El propio Sawyer era increíblemente atractivo. Cuando llegaron a la casa, Gemma había esperado que el dueño fuese un viejo ricachón. Así que cuando lo vio, con ese aspecto que podía hacerlo pasar por un hombre sirena, quedó desconcertada.
Además, era joven, tal vez rondara los veinte años. Tenía la piel de un bronceado intenso debido a la cantidad de tiempo que pasaba en la playa, y su color contrastaba con su ropa. Llevaba una camisa blanca muy fina con los primeros botones desabrochados, y tenía los ojos de un color azul que competía en belleza con los de Lexi.
Por lo que Gemma había podido entender, si Sawyer seguía vivo era gracias a su aspecto. Penn se sentía un poco atraída por él, al menos hasta donde era posible que Penn se sintiese atraída por alguien.
—Así que… —dijo Gemma, tratando de entablar una conversación con Sawyer, ya que estaban juntos en la cocina sin hablar, como dos tontos—. ¿Tú eres el dueño de esta casa?
Sawyer levantó una ceja y la miró como si fuese estúpida.
—Sí.
—Quiero decir que no es la casa de tus padres ni nada por el estilo, sino la tuya —dijo Gemma mientras pelaba su naranja—. Porque tú pareces demasiado joven para ser el dueño de una casa como esta.
—Mi abuelo murió cuando yo tenía diecinueve años, y me dejó la tercera parte de su empresa petrolera —explicó Sawyer—. Y yo construí esta casa cuando tenía veintidós.
—¿Tú construiste esta casa? —preguntó Gemma con un gesto que abarcaba toda la habitación.

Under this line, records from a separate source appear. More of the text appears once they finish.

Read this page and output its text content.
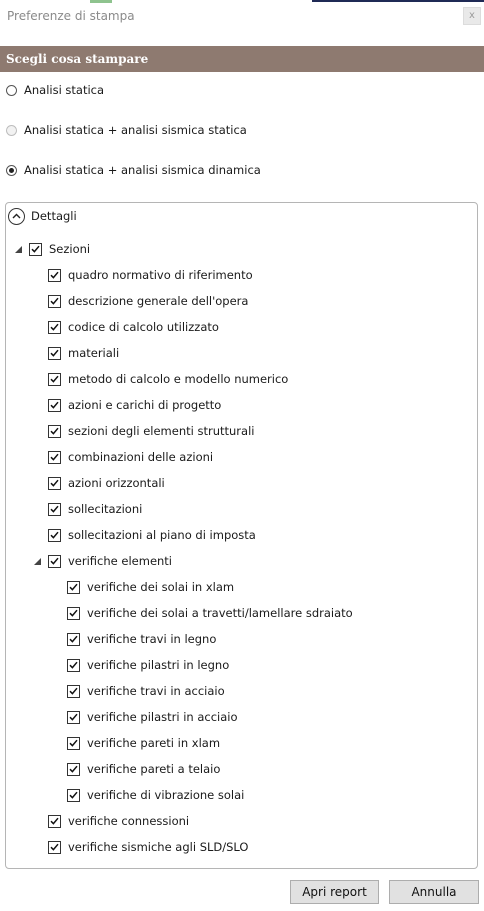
Preferenze di stampa	x
Scegli cosa stampare
Analisi statica
Analisi statica + analisi sismica statica
Analisi statica + analisi sismica dinamica
Dettagli
Sezioni
quadro normativo di riferimento
descrizione generale dell'opera
codice di calcolo utilizzato
materiali
metodo di calcolo e modello numerico
azioni e carichi di progetto
sezioni degli elementi strutturali
combinazioni delle azioni
azioni orizzontali
sollecitazioni
sollecitazioni al piano di imposta
verifiche elementi
verifiche dei solai in xlam
verifiche dei solai a travetti/lamellare sdraiato
verifiche travi in legno
verifiche pilastri in legno
verifiche travi in acciaio
verifiche pilastri in acciaio
verifiche pareti in xlam
verifiche pareti a telaio
verifiche di vibrazione solai
verifiche connessioni
verifiche sismiche agli SLD/SLO
Apri report	Annulla
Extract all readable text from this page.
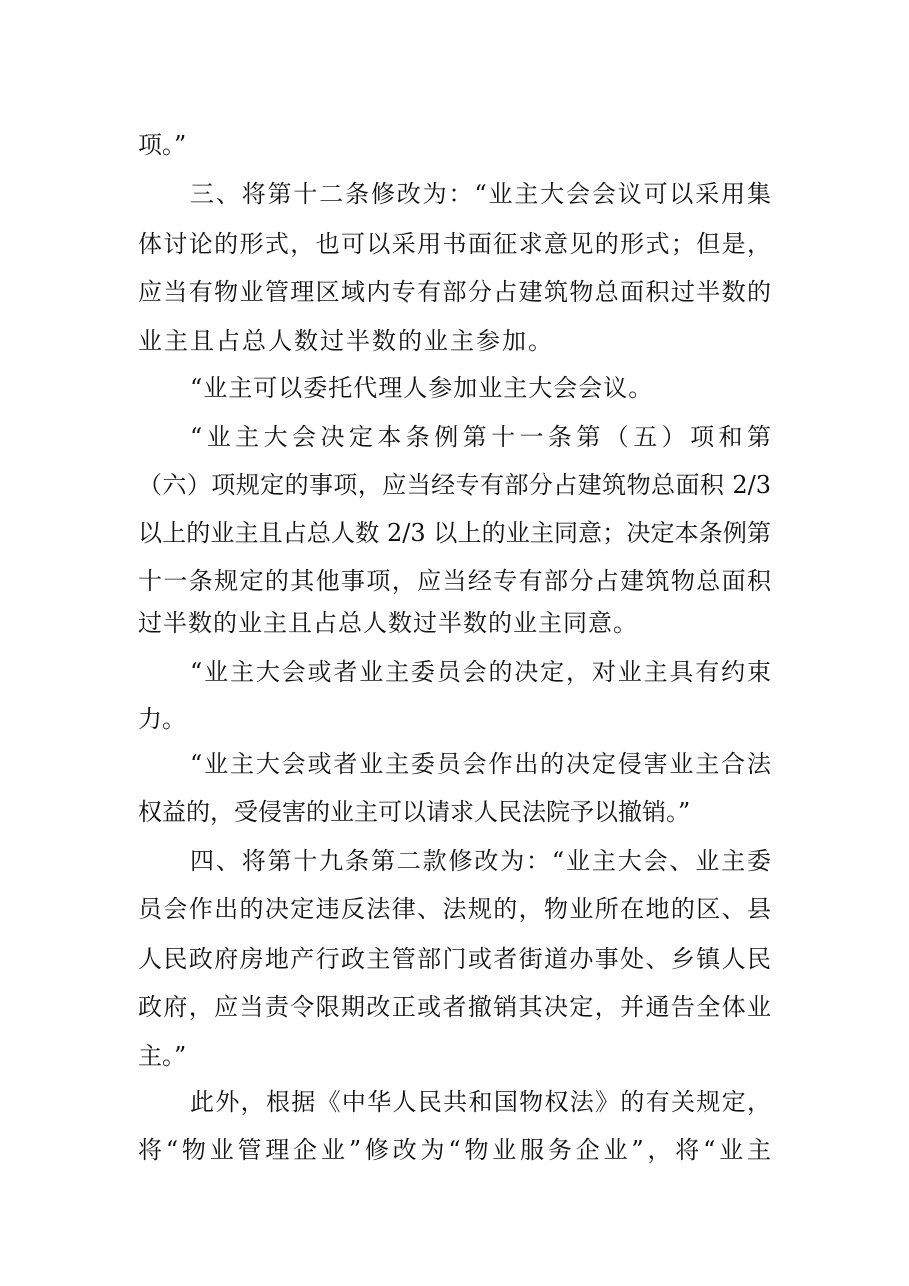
项。”
三、将第十二条修改为：“业主大会会议可以采用集
体讨论的形式，也可以采用书面征求意见的形式；但是，
应当有物业管理区域内专有部分占建筑物总面积过半数的
业主且占总人数过半数的业主参加。
“业主可以委托代理人参加业主大会会议。
“业主大会决定本条例第十一条第（五）项和第
（六）项规定的事项，应当经专有部分占建筑物总面积 2/3
以上的业主且占总人数 2/3 以上的业主同意；决定本条例第
十一条规定的其他事项，应当经专有部分占建筑物总面积
过半数的业主且占总人数过半数的业主同意。
“业主大会或者业主委员会的决定，对业主具有约束
力。
“业主大会或者业主委员会作出的决定侵害业主合法
权益的，受侵害的业主可以请求人民法院予以撤销。”
四、将第十九条第二款修改为：“业主大会、业主委
员会作出的决定违反法律、法规的，物业所在地的区、县
人民政府房地产行政主管部门或者街道办事处、乡镇人民
政府，应当责令限期改正或者撤销其决定，并通告全体业
主。”
此外，根据《中华人民共和国物权法》的有关规定，
将“物业管理企业”修改为“物业服务企业”，将“业主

—Bueno, no la construí con mis propias manos —dijo él pero la aclaración era innecesaria.
Llevaba una manicura perfecta y, aunque no la había tocado, Gemma imaginó que debía de tener las manos suaves como las de un bebé. No parecía que hubiese trabajado ni un solo día en toda su vida.

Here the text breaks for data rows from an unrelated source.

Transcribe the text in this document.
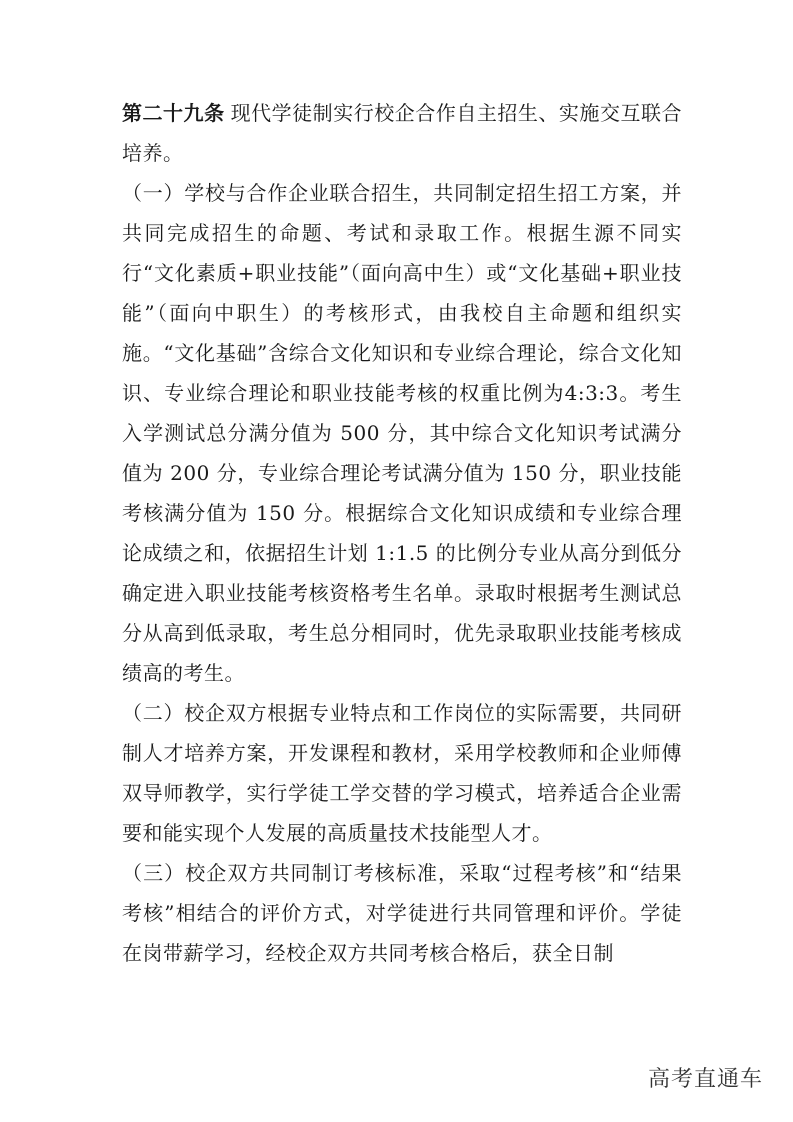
第二十九条 现代学徒制实行校企合作自主招生、实施交互联合培养。

（一）学校与合作企业联合招生，共同制定招生招工方案，并共同完成招生的命题、考试和录取工作。根据生源不同实行“文化素质+职业技能”（面向高中生）或“文化基础+职业技能”（面向中职生）的考核形式，由我校自主命题和组织实施。“文化基础”含综合文化知识和专业综合理论，综合文化知识、专业综合理论和职业技能考核的权重比例为4:3:3。考生入学测试总分满分值为 500 分，其中综合文化知识考试满分值为 200 分，专业综合理论考试满分值为 150 分，职业技能考核满分值为 150 分。根据综合文化知识成绩和专业综合理论成绩之和，依据招生计划 1:1.5 的比例分专业从高分到低分确定进入职业技能考核资格考生名单。录取时根据考生测试总分从高到低录取，考生总分相同时，优先录取职业技能考核成绩高的考生。

（二）校企双方根据专业特点和工作岗位的实际需要，共同研制人才培养方案，开发课程和教材，采用学校教师和企业师傅双导师教学，实行学徒工学交替的学习模式，培养适合企业需要和能实现个人发展的高质量技术技能型人才。

（三）校企双方共同制订考核标准，采取“过程考核”和“结果考核”相结合的评价方式，对学徒进行共同管理和评价。学徒在岗带薪学习，经校企双方共同考核合格后，获全日制

高考直通车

—¿Y a qué se debe que sea todo completamente blanco? —preguntó Gemma.
—Es un color puro, limpio y fresco. —Sawyer sonrió mientras hablaba del tema—. Quería una casa que estuviese llena de luz.
—Pero ¿no te aburres? —le preguntó ella—. ¿Nunca te apetece mirar algo de color, no sé, azul?
Sawyer rio un poco y señaló las ventanas que había detrás de él.
—Tengo un océano entero ahí atrás. Puedo ver todo el color azul que quiera.
—También es verdad.
Observó la naranja pelada que tenía en las manos, y puso casi toda su fuerza de voluntad en intentar comérsela. Cuando por fin le dio un mordisco a un gajo, lo lamentó al instante. Esa fruta le había encantado siempre, pero ahora tenía un gusto horrible, como si el jugo estuviera hecho de ácido.
—¡Puaj! —Hizo una mueca y arrojó la naranja a la basura, incapaz de comer más.
—¿Estaba mala? —preguntó Sawyer cuando la vio sacudir la cabeza con asco.
—No, no lo creo.
Se limpió la boca con el dorso de la mano.
—¿Quieres que te traiga otra cosa? —le ofreció el chico mientras se acercaba a la nevera.
—No, tranquilo. En realidad no tengo hambre.
—¿Estás segura? —insistió él—. Porque no tengo ninguna otra cosa que hacer, y podría hacerte una tortilla la mar de buena.
—No, no hace falta —respondió Gemma, y empezó a alejarse de la cocina—. Creo que me voy a tumbar un rato.
—Está bien —dijo Sawyer, con tono decepcionado.
No le había entusiasmado verla pero, aun así, parecía triste de que se fuera. Tal vez Gemma no ejerciese sobre él el mismo tipo de control que Penn y las otras chicas, pero de todos modos era una sirena. Sin siquiera intentarlo, podía hechizar a un hombre.
Subió la escalera prácticamente al trote. El mordisco a la naranja la había hecho sentirse todavía peor de lo que se sentía antes. Apenas llegó a su cuarto, cerró la puerta de un golpe y se apoyó contra ella.
Le temblaba todo el cuerpo, y no parecía que aspirar profundas bocanadas de aire salado le ayudara demasiado. Se secó el sudor frío de la frente. No estaba segura de cuánto tiempo podría continuar así. Tarde o temprano iba a tener que alimentarse.